Certamente non sono frutto di apprendimento scolastico, purtroppo non servono più di tanto le varie lauree, master, corsi di perfezionamento e quant’altro l’industria della formazione propone a piene mani ad una frastornata platea di aspiranti psicoterapeuti. Forse la risposta più scomoda ma vera è questa: occorre aver attraversato l’esperienza, esserci passati, aver provato sulla propria pelle quel particolare tipo di dolore che costituisce la sofferenza psichica e poi averne saputo osservare, con la freddezza dello studioso, i dettagli, l’evoluzione, distanti da se stessi almeno di un passo, in un lucido esame della realtà. E avere anche il coraggio e l’onestà intellettuale di ammetterlo, di narrarlo, se necessario, anche attraverso l’espressione artistica. Ecco perchè la psicoterapia, e la psicoanalisi in particolare, diviene attività culturale e terapeutica squisitamente interdisciplinare, insinuandosi tra scienza ed arte.
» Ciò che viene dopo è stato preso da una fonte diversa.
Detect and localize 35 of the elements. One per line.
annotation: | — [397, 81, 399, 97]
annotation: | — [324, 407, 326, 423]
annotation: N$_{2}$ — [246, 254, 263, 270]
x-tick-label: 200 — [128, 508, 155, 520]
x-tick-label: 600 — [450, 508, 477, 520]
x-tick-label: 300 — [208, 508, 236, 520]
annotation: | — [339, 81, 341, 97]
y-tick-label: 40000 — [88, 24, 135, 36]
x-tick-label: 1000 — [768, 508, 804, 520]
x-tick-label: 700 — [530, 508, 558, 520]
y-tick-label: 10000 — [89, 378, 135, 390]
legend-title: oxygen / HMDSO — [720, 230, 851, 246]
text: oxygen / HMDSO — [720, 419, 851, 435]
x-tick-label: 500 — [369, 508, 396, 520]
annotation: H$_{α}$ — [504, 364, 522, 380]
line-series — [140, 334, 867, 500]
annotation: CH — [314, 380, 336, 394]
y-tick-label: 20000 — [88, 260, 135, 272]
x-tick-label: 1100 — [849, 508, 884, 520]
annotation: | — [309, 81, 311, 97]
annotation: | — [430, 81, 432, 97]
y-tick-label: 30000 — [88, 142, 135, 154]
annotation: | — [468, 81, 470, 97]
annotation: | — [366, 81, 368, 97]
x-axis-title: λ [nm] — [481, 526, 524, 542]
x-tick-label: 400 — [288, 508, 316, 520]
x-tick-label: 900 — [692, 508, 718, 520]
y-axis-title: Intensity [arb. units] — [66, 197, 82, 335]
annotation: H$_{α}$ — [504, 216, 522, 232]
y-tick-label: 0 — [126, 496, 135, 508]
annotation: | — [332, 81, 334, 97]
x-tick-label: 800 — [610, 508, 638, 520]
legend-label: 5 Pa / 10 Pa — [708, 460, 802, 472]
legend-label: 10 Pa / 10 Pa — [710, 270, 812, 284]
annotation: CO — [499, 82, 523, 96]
Ma tutto ciò non è ancora sufficiente. Non ci si soffermerà mai abbastanza a riflettere sul logoramento personale che la professione dello psicoanalista comporta. Sulla tensione emotiva spesa per mantenere nel setting equilibri delicatissimi. Essere se stessi ma ‘sentire’ come l’Altro. Entrare con la propria anima in risonanza con l’anima del paziente. Tollerare il continuo assedio delle proiezioni aggressive ed erotiche portate dai pazienti, lasciarsene attraversare senza nemmeno potersi illudere di restare indenni. Rimanere se stessi può significare rimanere totalmente soli. E questa, tra tutte le condizioni, è forse la più disumanizzante, quella che più facilmente ci mette a diretto contatto con la nostra fragilità. Fra tutte le forme di forse la terapia analitica condotta ‘vis a vis’ è la più logorante e rischiosa. Apparentemente si tratta solo di talking cure’, parole che curano, ma solo chi non l’ha sperimentata direttamente, come paziente o terapeuta, può credere a ciò.

Come la comunicazione verbale non si esaurisce solo nel mero trasferimento di dati o di informazioni, ma trova, nella sua forma non verbale, la sua maggiore ricchezza espressiva, così, nel setting analitico, dove ogni sfumatura è ridondante, il confine tra parola e gesto può divenire ancora più sottile e la distanza tra corpo ed anima annullarsi. Certamente etica e deontologia dovrebbero fornire i supporti per affrontare qualsiasi emergenza, ma sappiamo bene che la realtà delle relazioni umane è molto più complessa e imprevedibile di quanto un moralismo di comodo vorrebbe che fosse. Più che giudicare, è molto più importante riflettere, elaborare le esperienze, allargare il proprio punto di vista accogliendo anche l’errore che, se ben interpretato, si trasforma in ricchezza, in risorsa in più. A disposizione di tutti.

Questo saggio, consegnandoci la dolorosa verità dei suoi protagonisti, ci aiuta a farlo.